KNAUER high-pressure dosing pumps are based on HPLC technology and inherently provide high chemical resistance, excellent flow rate precision, and low pulsation. However, pumping liquid sulfur trioxide required customization, especially with regard to plastic parts in the flow path. Another important prerequisite for the success was the powerful pump head heating offered by KNAUER in order to keep sulfur trioxide fluid even at low flow rates or necessary stops.
"It is part of our company philosophy that we find beneficial solutions for our customers and together with them. We are particularly pleased that we were able to make our contribution to the success of Grillo’s MSA synthesis, which is, in my opinion, a research project of global importance,” states Dr. Christian Benkhäuser, Head of Hardware Development at KNAUER.

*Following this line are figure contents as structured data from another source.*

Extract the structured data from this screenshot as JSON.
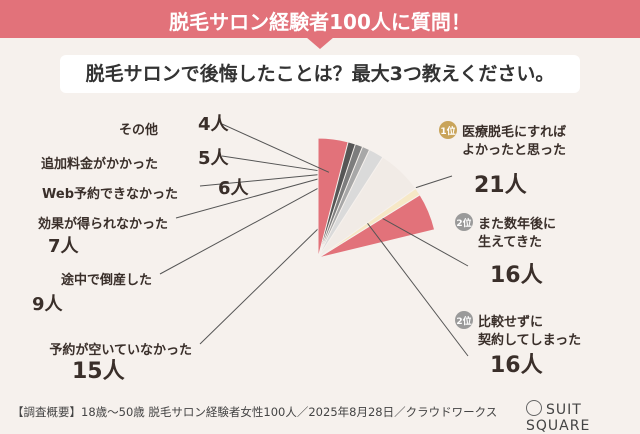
{
  "banner": {
    "title": "脱毛サロン経験者100人に質問！"
  },
  "question": "脱毛サロンで後悔したことは？最大3つ教えください。",
  "footer": {
    "note": "【調査概要】18歳～50歳 脱毛サロン経験者女性100人／2025年8月28日／クラウドワークス",
    "logo": "SUIT SQUARE"
  },
  "chart_data": {
    "type": "pie",
    "unit": "人",
    "slices": [
      {
        "label": "医療脱毛にすればよかったと思った",
        "lines": [
          "医療脱毛にすれば",
          "よかったと思った"
        ],
        "value": 21,
        "value_text": "21人",
        "rank": "1位",
        "color": "#e2727a"
      },
      {
        "label": "また数年後に生えてきた",
        "lines": [
          "また数年後に",
          "生えてきた"
        ],
        "value": 16,
        "value_text": "16人",
        "rank": "2位",
        "color": "#e4a9aa"
      },
      {
        "label": "比較せずに契約してしまった",
        "lines": [
          "比較せずに",
          "契約してしまった"
        ],
        "value": 16,
        "value_text": "16人",
        "rank": "2位",
        "color": "#f6e8c6"
      },
      {
        "label": "予約が空いていなかった",
        "lines": [
          "予約が空いていなかった"
        ],
        "value": 15,
        "value_text": "15人",
        "color": "#f1ebe6"
      },
      {
        "label": "途中で倒産した",
        "lines": [
          "途中で倒産した"
        ],
        "value": 9,
        "value_text": "9人",
        "color": "#dadada"
      },
      {
        "label": "効果が得られなかった",
        "lines": [
          "効果が得られなかった"
        ],
        "value": 7,
        "value_text": "7人",
        "color": "#a8a8a8"
      },
      {
        "label": "Web予約できなかった",
        "lines": [
          "Web予約できなかった"
        ],
        "value": 6,
        "value_text": "6人",
        "color": "#7d7d7d"
      },
      {
        "label": "追加料金がかかった",
        "lines": [
          "追加料金がかかった"
        ],
        "value": 5,
        "value_text": "5人",
        "color": "#565656"
      },
      {
        "label": "その他",
        "lines": [
          "その他"
        ],
        "value": 4,
        "value_text": "4人",
        "color": "#e2727a"
      }
    ]
  }
}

The special feature of the methanesulfonic acid production process developed by the Grillo researchers is that it works much more efficiently than previous processes and makes methane usable as a carbon source for sulfonation. Certainly, with this process methane is becoming more important as a raw material. Wasting methane through flaring will hopefully become less common. Using biogas as a source of methane, the process can do without a fossil carbon source. A recently published comparative life cycle assessment (LCA) study from the University of Zurich concludes that the new process has a three times smaller environmental impact than previous methods. Greenhouse gas emissions are 85% lower. 
"When the new manufacturing process for methanesulfonic acid will be introduced on an industrial scale, the environment will benefit of it," Dr. Ingo Biertümpel is convinced. He is Head of R & D in the Chemistry Branch of Grillo-Werke AG and the company’s Sustainability Officer. Something else is already clear today: It is worthwhile, as Grillo has done here, to leave the beaten path, it is also worthwhile, like KNAUER, not to say hastily "we can’t deliver that" and it is fun working together to develop new solutions.